Outlier Data Examination

Based on the table presented, several points show the value "Outlier" in the "Diagnostic" column. This indicates that there are some observations that could potentially be outliers or values very different from other observations in the sample.

  • For instance, in Replication 1 and Treatment 4, the Tiller Count value is 73, while the predicted value is 56. This results in a residual of 17, with a Studentized Deleted Residual of 2.2870, indicating this as an outlier.
  • Similarly, in Replication 2 and Treatment 3, the Tiller Count value is 70, while the predicted value is 50.75. This also results in a Studentized Deleted Residual of 2.6077, identifying this as an outlier.

Discussion

  1. Box-Cox Transformation: Based on the analysis results, the ANOVA assumptions are met, thus no transformation is needed.
  2. Outlier Data: Outliers can affect the analysis results and lead to potentially inaccurate conclusions.

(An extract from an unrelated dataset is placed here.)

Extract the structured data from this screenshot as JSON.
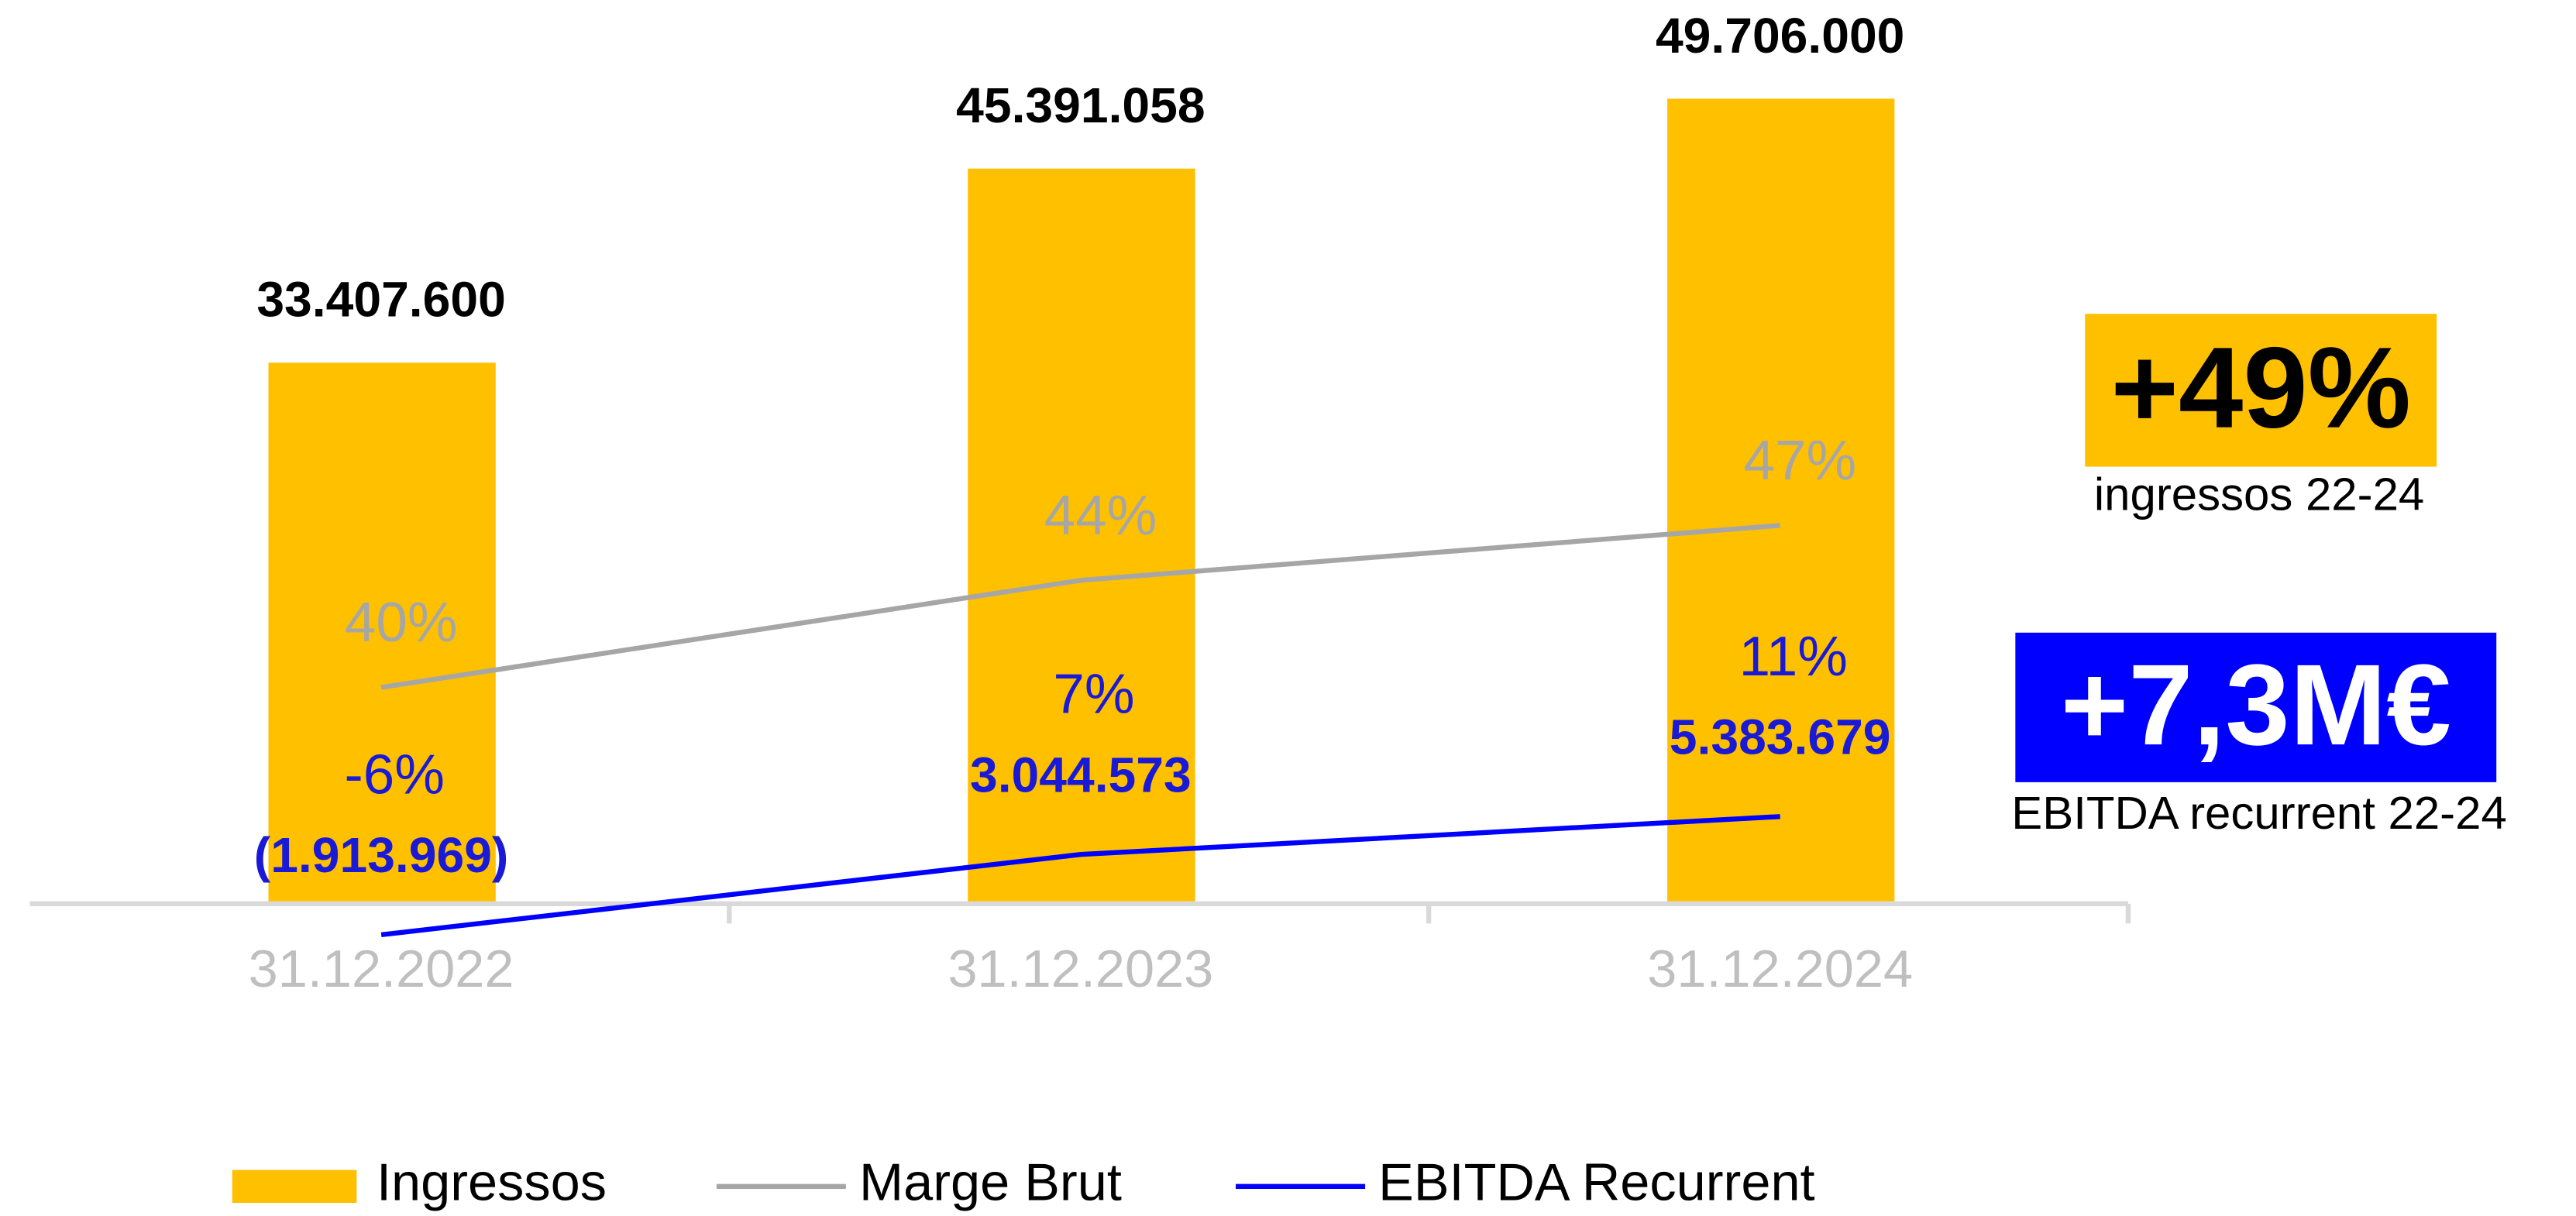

Therefore, it's important to further investigate this outlier data. Researchers may need to decide whether to retain or remove these outliers from the analysis, depending on the research context.
  3. Residual and Predicted Values: This column provides information on how well the model is able to predict accurate results. Large residuals suggest that the model may not be fully adequate in explaining the variation in the data.
  4. Leverage, Studentized Residual, and Studentized Deleted Residual: These are metrics used to identify outliers. Values far from zero indicate potential outliers.

Overall, the Box-Cox transformation and outlier data examination are crucial steps in ensuring the accuracy and reliability of statistical analysis results. This enables researchers to make more convincing interpretations and conclusions.